Eppure non sappiamo quasi nulla della provenienza di ciò che mangiamo. Conosciamo poco degli allevamenti intensivi da dove esce la carne che portiamo in tavola. Scegliamo di chiudere gli occhi su come gli animali vengano gonfiati di antibiotici, mutilati, costretti a vivere in poco spazio per bruciare meno calorie e ingrassare prima. Preferiamo ignorare che esseri con emozioni vengano privati di qualsiasi stimolo, impazziscano per la reclusione, muoiano prima per stress da riproduzione. Decidiamo di non guardare i video che rivelano il sadismo degli uomini nelle fabbriche della morte: animali picchiati, stuprati con i bastoni, sbattuti a terra, pungolati con scosse elettriche. I piccoli che non riescono a crescere buttati come scarti.
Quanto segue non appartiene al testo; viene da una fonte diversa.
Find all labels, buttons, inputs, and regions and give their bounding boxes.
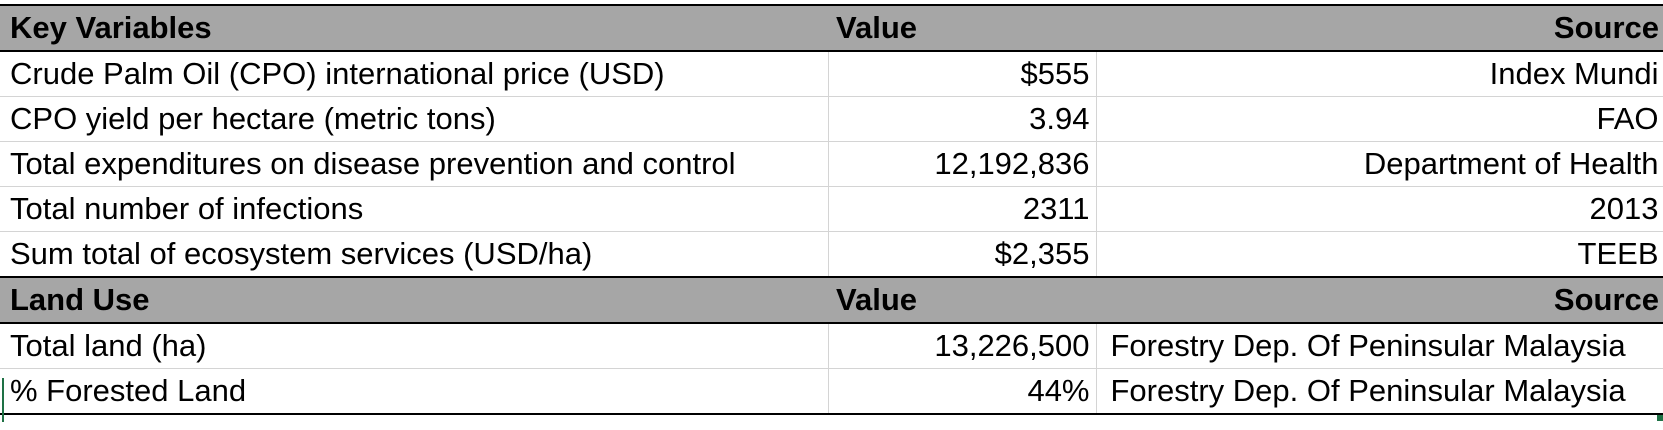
value-cell[interactable]: 12,192,836 (828, 141, 1097, 187)
header-source-cell[interactable]: Source (1096, 276, 1663, 324)
source-cell[interactable]: TEEB (1096, 231, 1663, 278)
fill-handle[interactable] (1657, 415, 1663, 421)
value-cell[interactable]: 2311 (828, 186, 1097, 232)
header-label-cell[interactable]: Key Variables (0, 4, 828, 52)
label-cell[interactable]: Total expenditures on disease prevention… (0, 141, 829, 187)
label-cell[interactable]: CPO yield per hectare (metric tons) (0, 96, 829, 142)
table-row: Total expenditures on disease prevention… (0, 141, 1663, 187)
source-cell[interactable]: 2013 (1096, 186, 1663, 232)
value-cell[interactable]: $555 (828, 51, 1097, 97)
selection-indicator (2, 378, 4, 422)
value-cell[interactable]: $2,355 (828, 231, 1097, 278)
table-row: Total land (ha) 13,226,500 Forestry Dep.… (0, 323, 1663, 369)
table-row: Total number of infections 2311 2013 (0, 186, 1663, 232)
table-row: % Forested Land 44% Forestry Dep. Of Pen… (0, 368, 1663, 415)
source-cell[interactable]: Index Mundi (1096, 51, 1663, 97)
label-cell[interactable]: Crude Palm Oil (CPO) international price… (0, 51, 829, 97)
label-cell[interactable]: Total number of infections (0, 186, 829, 232)
header-source-cell[interactable]: Source (1096, 4, 1663, 52)
value-cell[interactable]: 13,226,500 (828, 323, 1097, 369)
label-cell[interactable]: % Forested Land (0, 368, 829, 415)
source-cell[interactable]: Forestry Dep. Of Peninsular Malaysia (1096, 323, 1663, 369)
source-cell[interactable]: FAO (1096, 96, 1663, 142)
table-row: Crude Palm Oil (CPO) international price… (0, 51, 1663, 97)
section-header-land-use: Land Use Value Source (0, 276, 1663, 324)
spreadsheet-grid: Key Variables Value Source Crude Palm Oi… (0, 4, 1663, 422)
label-cell[interactable]: Sum total of ecosystem services (USD/ha) (0, 231, 829, 278)
value-cell[interactable]: 3.94 (828, 96, 1097, 142)
source-cell[interactable]: Department of Health (1096, 141, 1663, 187)
header-label-cell[interactable]: Land Use (0, 276, 828, 324)
table-row: Sum total of ecosystem services (USD/ha)… (0, 231, 1663, 278)
header-value-cell[interactable]: Value (828, 276, 1096, 324)
data-table: Key Variables Value Source Crude Palm Oi… (0, 4, 1663, 415)
header-value-cell[interactable]: Value (828, 4, 1096, 52)
source-cell[interactable]: Forestry Dep. Of Peninsular Malaysia (1096, 368, 1663, 415)
value-cell[interactable]: 44% (828, 368, 1097, 415)
table-row: CPO yield per hectare (metric tons) 3.94… (0, 96, 1663, 142)
section-header-key-variables: Key Variables Value Source (0, 4, 1663, 52)
label-cell[interactable]: Total land (ha) (0, 323, 829, 369)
Un grattacielo di 26 piani è stato costruito in Cina per produrre centinaia di migliaia di maiali pronti al consumo: 20 mila per ogni piano, 1,2 milioni macellati ogni anno. Animali che là nasceranno, preparati per morire senza mai vedere un filo d’erba. Velocemente li caricheranno su ascensori, capaci di trasportare tonnellate, che li trasferiranno su camion diretti al macello. E un edificio gemello sarà costruito presto. Nel video di promozione di questa fabbrica della morte vengono mostrati due maiali allegri e sorridenti che fanno l’occhiolino: è l’ingentilimento disneyano della crudeltà. L’entusiasmo dei resoconti televisivi lo descrive come l’allevamento più grande del mondo, un posto perfettamente sostenibile, con emissioni di metano controllate, dove anche il letame viene trasformato in energia pulita. Non ci credo. Ogni allevamento intensivo ha un impatto ambientale devastante. E non c’è sostenibilità in questo scempio di animali. Non può essere questa la corretta attenzione per il nostro Pianeta.
Non angoscia solo la morte a cui questi maiali sono destinati. Atterrisce l’inumanità degli esseri viventi. Conta profondamente la vita che creiamo per le creature inermi in nostro potere. I nostri comportamenti, mentre nessuno ci costringe ad agire in un modo o in un altro, sono la vera prova della nostra solidarietà. Il cibo è gratitudine. Restituiamola anche noi.